Greater Table View Action Forum chairwoman, Karen Davis, said it was unacceptable that residents and ratepayers have to exist with the filth.
“It’s also unacceptable to live with the lawlessness and unacceptable behaviour most of these homeless people perpetuate. Being poor does not have to mean you live in filth.
“In our area, our community clean-up crew go out every second week, with Solid Waste and Law Enforcement, to clean up after these people. There are rats the size of cats being lured by the rubbish they throw around,” she said.
Ms Robertson said the giving nature of the Table View community can’t be ignored because the street people in the neighbourhood stay there because they know they will make money.
“The people on our streets will not go to shelters because they know if they stay on the streets, they stand to make a lot of money. They also get goods for their camps like beds and other furniture. They are also sustained by the bin digging – this is one of the biggest means of street people getting their goods,” she said.

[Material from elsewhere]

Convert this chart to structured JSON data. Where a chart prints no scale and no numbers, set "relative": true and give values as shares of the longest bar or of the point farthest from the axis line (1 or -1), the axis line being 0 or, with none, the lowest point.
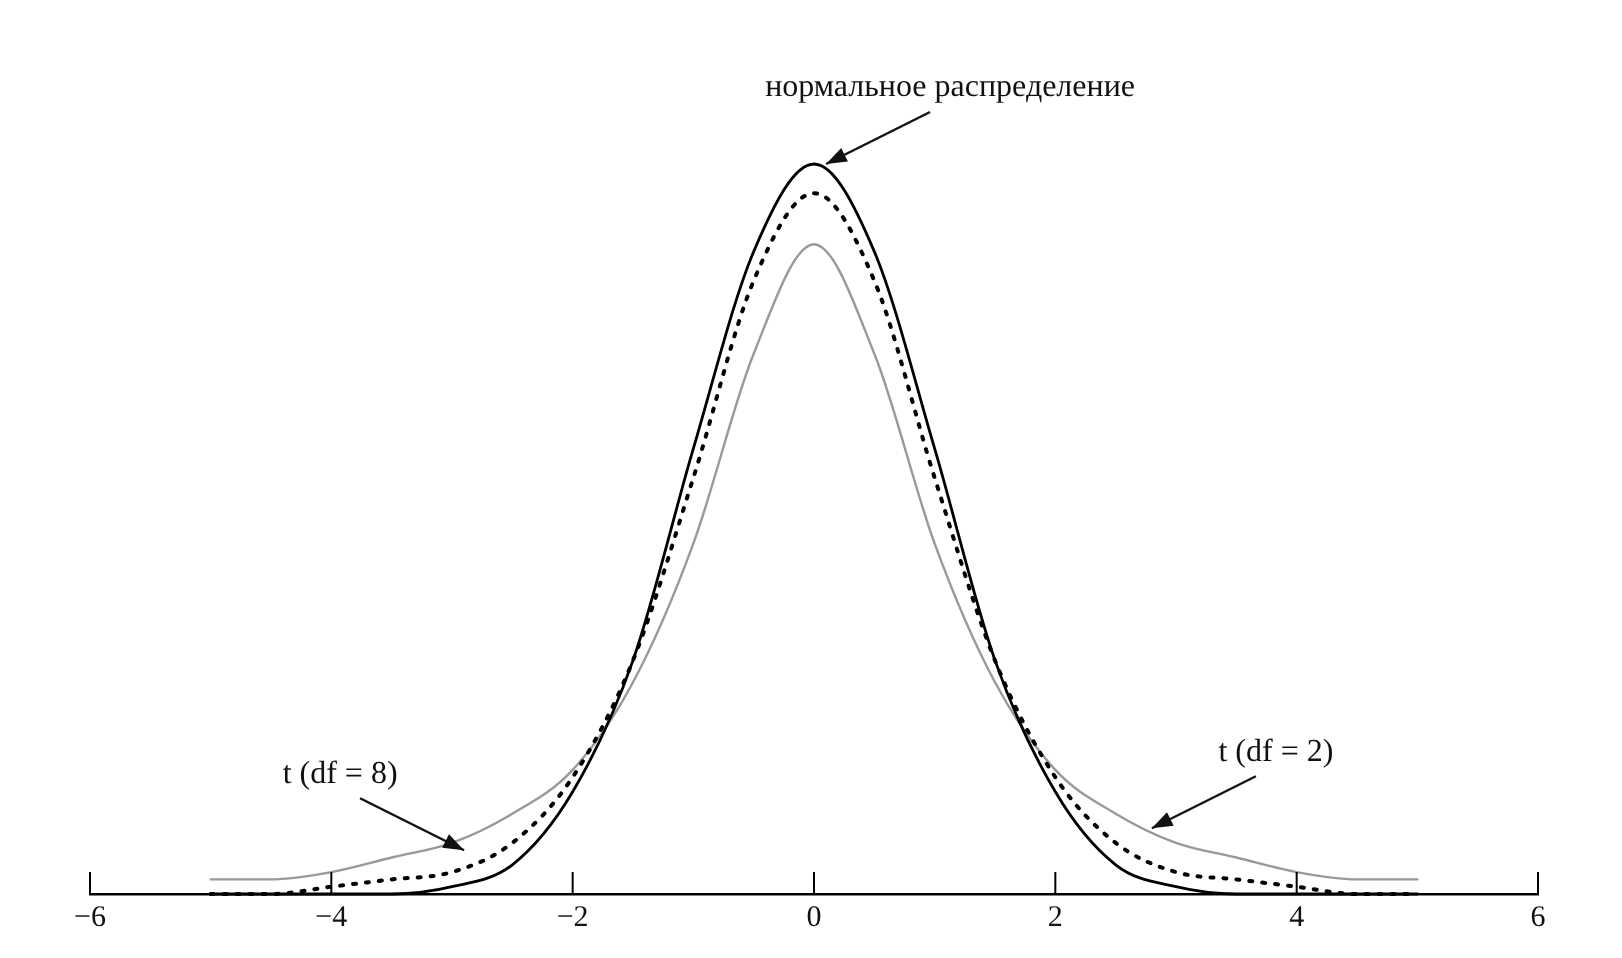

According to Ms Robertson and other residents, a lot of these goods the street people receive end up being thrown away or being sold on street corners or illegal trading spots at Sandown taxi rank and near Bayside Mall.
By the time this issue went to print, the City of Cape Town did not respond to questions about Law Enforcement, DPU and other City initiatives aimed specifically at the homeless in Table View.
Tabletalk will publish the City’s response when we receive it.